Hora de excusas
Ya sé de amigos, dueños de una casa en el Rocío, que han recibido información de los que han ido pagando a esa casa durante muchos años, y los han llamado para decirles que este año no van, que les ha salido un viaje, que se tienen que quedar con la nieta en casa, que el médico les ha dicho que a ver si beben y comen menos y andan más… Excusas. Para que haya uno que diga la verdad, cientos habrá que a esta hora tengan ya estudiado lo que van a inventarse, con tal de no llamarle al pan, pan, y a la ruina, ruina. Parece que donde no se va a notar la crisis es en los nazarenos, que, por lo leído, todos o casi todos han sacado su papeleta de sitio.
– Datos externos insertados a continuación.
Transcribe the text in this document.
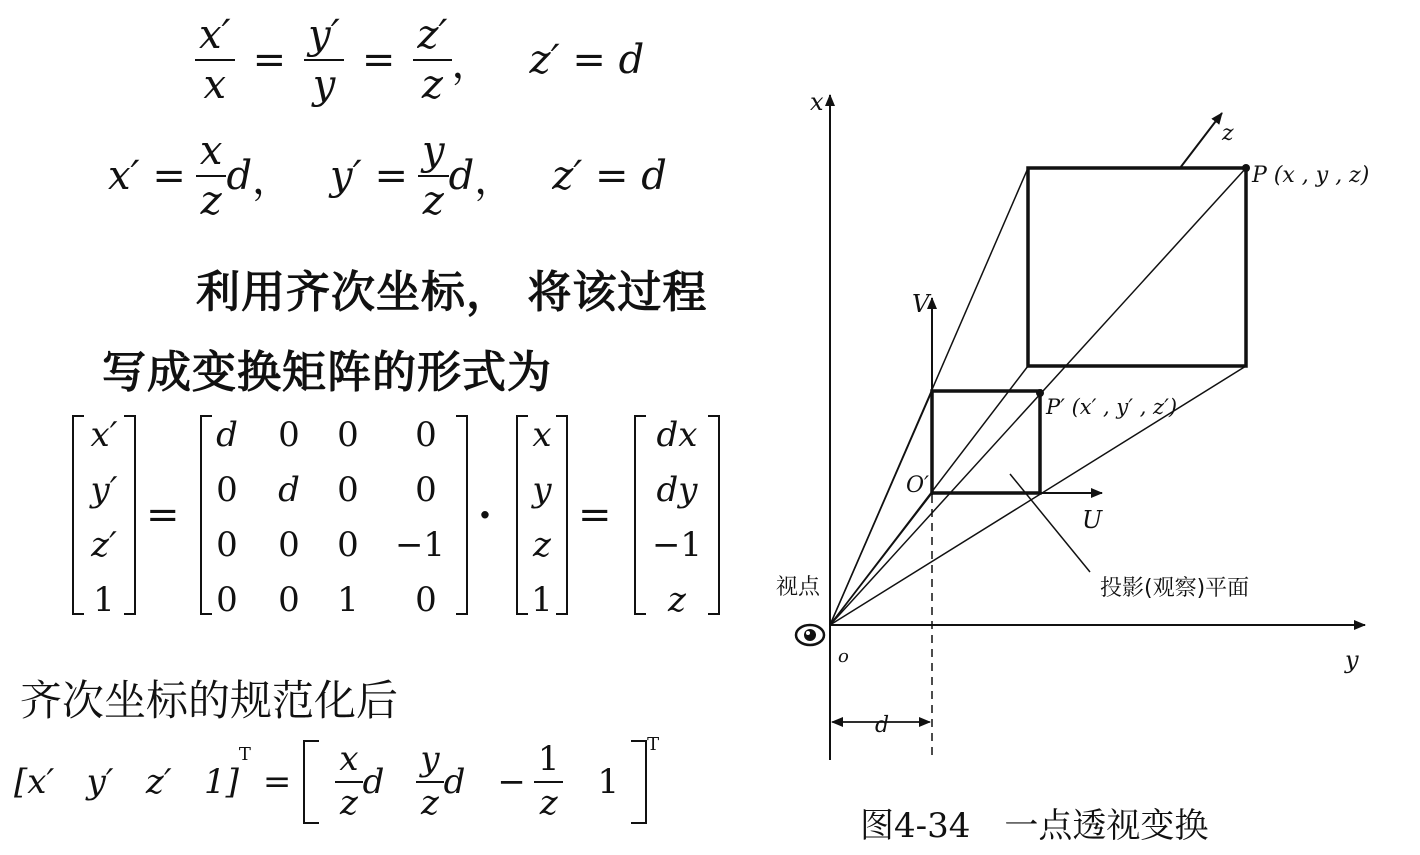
$\frac{x'}{x} = \frac{y'}{y} = \frac{z'}{z}$ ， z′ = d
$x' = \frac{x}{z}$ d ， $y' = \frac{y}{z}$ d ， z′ = d
利用齐次坐标， 将该过程
写成变换矩阵的形式为
x′
y′
z′
1
=
d	0	0	0
0	d	0	0
0	0	0	−1
0	0	1	0
·
x
y
z
1
=
dx
dy
−1
z
齐次坐标的规范化后
[x′   y′   z′   1]
$^T$
= $\frac{x}{z}$ d $\frac{y}{z}$ $d - \frac{1}{z} 1$
$^T$
x
z
V
U
y
o
O′
P (x , y , z)
P′ (x′ , y′ , z′)
视点	投影(观察)平面
d
图4-34　一点透视变换
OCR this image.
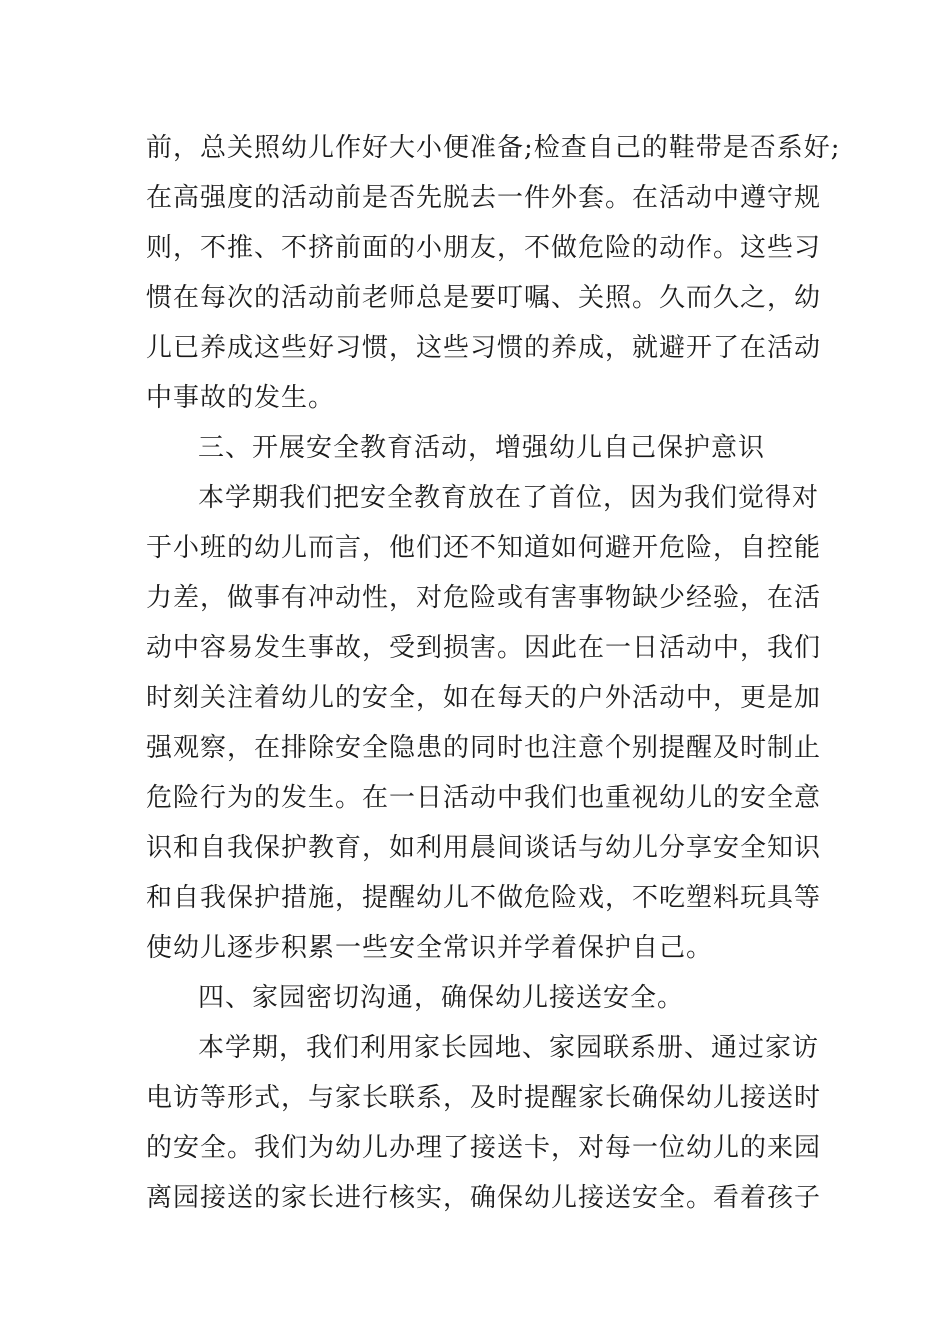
前，总关照幼儿作好大小便准备;检查自己的鞋带是否系好;
在高强度的活动前是否先脱去一件外套。在活动中遵守规
则，不推、不挤前面的小朋友，不做危险的动作。这些习
惯在每次的活动前老师总是要叮嘱、关照。久而久之，幼
儿已养成这些好习惯，这些习惯的养成，就避开了在活动
中事故的发生。
三、开展安全教育活动，增强幼儿自己保护意识
本学期我们把安全教育放在了首位，因为我们觉得对
于小班的幼儿而言，他们还不知道如何避开危险，自控能
力差，做事有冲动性，对危险或有害事物缺少经验，在活
动中容易发生事故，受到损害。因此在一日活动中，我们
时刻关注着幼儿的安全，如在每天的户外活动中，更是加
强观察，在排除安全隐患的同时也注意个别提醒及时制止
危险行为的发生。在一日活动中我们也重视幼儿的安全意
识和自我保护教育，如利用晨间谈话与幼儿分享安全知识
和自我保护措施，提醒幼儿不做危险戏，不吃塑料玩具等
使幼儿逐步积累一些安全常识并学着保护自己。
四、家园密切沟通，确保幼儿接送安全。
本学期，我们利用家长园地、家园联系册、通过家访
电访等形式，与家长联系，及时提醒家长确保幼儿接送时
的安全。我们为幼儿办理了接送卡，对每一位幼儿的来园
离园接送的家长进行核实，确保幼儿接送安全。看着孩子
Pero hay otras papeletas que más que sacarlas hay que resolverlas, y una de esas papeletas empieza en las corridas de toros, coge el Paseo de Colón y se va derechita a la Feria, y allí tiene que resolver otro asunto, el de la caseta. A ver cuántos de los que hasta ahora han dispuesto todas las temporadas de un buen dinero para entradas de toros, van a hacer cola en las taquillas de la Real Maestranza para dejarse allí lo que saben que habrán de colocar —si lo tienen— en un agujero más necesario. Y cuando alguien les pregunte qué pasa, que van dos festejos y no los han visto, a ver qué responden, si con la verdad del cuento o con un cuento a secas, que no es fácil renunciar a las tardes de sol y tendido y todo cuanto rodea al mundo del viejo aficionado, esa vecindad anual que dura, en muchos casos, veinte días. Y a ver cuántas bajas habrá en las casetas de la Feria, que no sería raro que ya hubiera en cola gente dándose de baja, que a lo que se paga como socio le suma usted los gastos de invitación a amigos y sablistas al uso, niños propios, amigos y novios y novias de los niños, y encima, ropa nueva para la Feria. A ver qué aspecto ofrece la Feria este año y, sobre todo, quién va a tomar nota de la antología de excusas, que si mi mujer dice que ya no estamos para estos trotes, que los niños dicen que mejor se van a la playa, que no hay forma de aparcar cerca…
Y el Rocío. A ver cuántos van a pagar por el alquiler de una casa en el Rocío la millonada que se ha pagado hasta ahora. Ahí, en los toros, la Feria y el Rocío vamos a ver la medida de la crisis. Hora de que surjan antitaurinos, antiferiantes y antirrocieros. Y de caer en la cuenta de lo hermosa y lo confortable —y lo barata— que es la casa propia…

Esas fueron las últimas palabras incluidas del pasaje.